Tag Archives: data portability

People and online services: leaving value on the table

The recent Google-Facebook flap demonstrates that the hottest battleground for users’ control of the data they pump into these online services is the sites’ Terms of Service. Why? Because when you’re not a paying customer, you’re not in a hugely strong bargaining position. As I put it to ReadWriteWeb in their piece on data portability implications of the debate: Facebook’s end-users are not its customers; they’re the product. (Or as my Data Without Borders pal Steve Greenberg sometimes puts it, users are crops…getting harvested. Oh dear.)

For all “free” online services, it’s worthwhile to ask: What am I paying instead? If it’s not money, is it attention to ads? …behavioral cues about myself and my preferences? …personally identifiable data? …beta-testing time? …what, exactly? Payment for services rendered isn’t a bad thing. But it’s always something, and you might as well not be a chump.

That’s why I like Frank Catalano’s new TechFlash post viewing personal data sharing through an economic lens and discussing how to barter your data more equitably. Regarding his second point, “hide”: I’d actually be thrilled if more online services that were marketed to individuals offered a premium for-pay option; it would keep out the riff-raff and give people more meaningful control over their relationships with the companies offering the services.

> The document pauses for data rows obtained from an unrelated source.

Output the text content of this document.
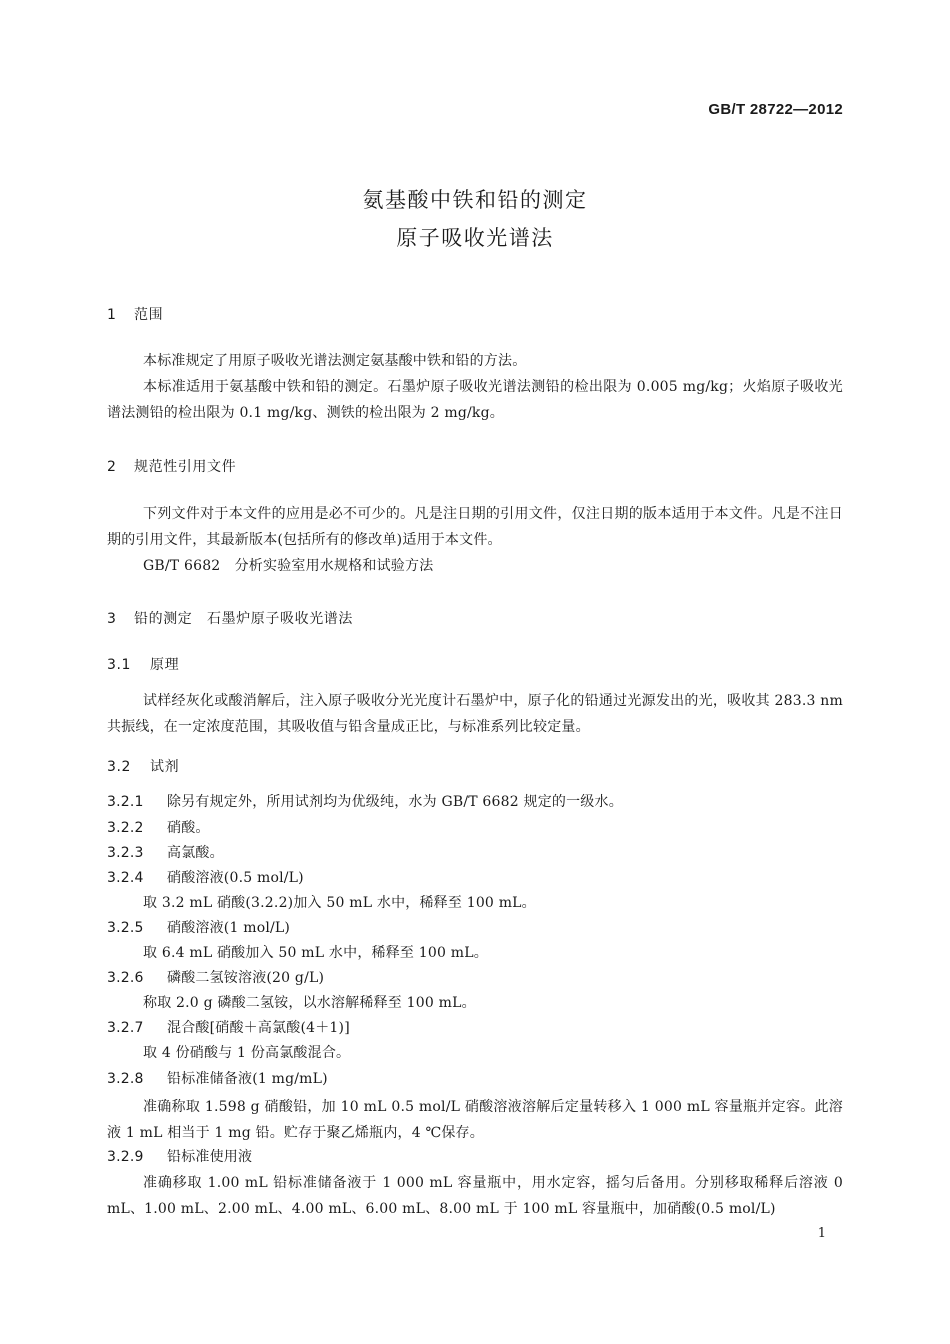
GB/T 28722—2012
氨基酸中铁和铅的测定
原子吸收光谱法
1 范围
本标准规定了用原子吸收光谱法测定氨基酸中铁和铅的方法。
本标准适用于氨基酸中铁和铅的测定。石墨炉原子吸收光谱法测铅的检出限为 0.005 mg/kg；火焰原子吸收光谱法测铅的检出限为 0.1 mg/kg、测铁的检出限为 2 mg/kg。
2 规范性引用文件
下列文件对于本文件的应用是必不可少的。凡是注日期的引用文件，仅注日期的版本适用于本文件。凡是不注日期的引用文件，其最新版本(包括所有的修改单)适用于本文件。
GB/T 6682　分析实验室用水规格和试验方法
3 铅的测定　石墨炉原子吸收光谱法
3.1 原理
试样经灰化或酸消解后，注入原子吸收分光光度计石墨炉中，原子化的铅通过光源发出的光，吸收其 283.3 nm 共振线，在一定浓度范围，其吸收值与铅含量成正比，与标准系列比较定量。
3.2 试剂
3.2.1 除另有规定外，所用试剂均为优级纯，水为 GB/T 6682 规定的一级水。
3.2.2 硝酸。
3.2.3 高氯酸。
3.2.4 硝酸溶液(0.5 mol/L)
取 3.2 mL 硝酸(3.2.2)加入 50 mL 水中，稀释至 100 mL。
3.2.5 硝酸溶液(1 mol/L)
取 6.4 mL 硝酸加入 50 mL 水中，稀释至 100 mL。
3.2.6 磷酸二氢铵溶液(20 g/L)
称取 2.0 g 磷酸二氢铵，以水溶解稀释至 100 mL。
3.2.7 混合酸[硝酸＋高氯酸(4＋1)]
取 4 份硝酸与 1 份高氯酸混合。
3.2.8 铅标准储备液(1 mg/mL)
准确称取 1.598 g 硝酸铅，加 10 mL 0.5 mol/L 硝酸溶液溶解后定量转移入 1 000 mL 容量瓶并定容。此溶液 1 mL 相当于 1 mg 铅。贮存于聚乙烯瓶内，4 ℃保存。
3.2.9 铅标准使用液
准确移取 1.00 mL 铅标准储备液于 1 000 mL 容量瓶中，用水定容，摇匀后备用。分别移取稀释后溶液 0 mL、1.00 mL、2.00 mL、4.00 mL、6.00 mL、8.00 mL 于 100 mL 容量瓶中，加硝酸(0.5 mol/L)
1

It’s not just individuals who are leaving something on the table, though. I think there’s a big untapped market in selective sharing, which is like “privacy” (poor abused word), without the assumption that minimal disclosure is the be-all and end-all. What would you start sharing with a selective set of people and businesses, if you could have confidence that your expectations around context, control, choice, and respect would be met?

That’s why I think Dave McClure has it right with his notion of intimacy as a market opportunity Facebook currently has no idea how to address. (“maybe I only want to tell a few close buddies about that episode with the VERY BAD bean burrito” — yeah, thanks for keeping this sharing episode VERY selective. :-)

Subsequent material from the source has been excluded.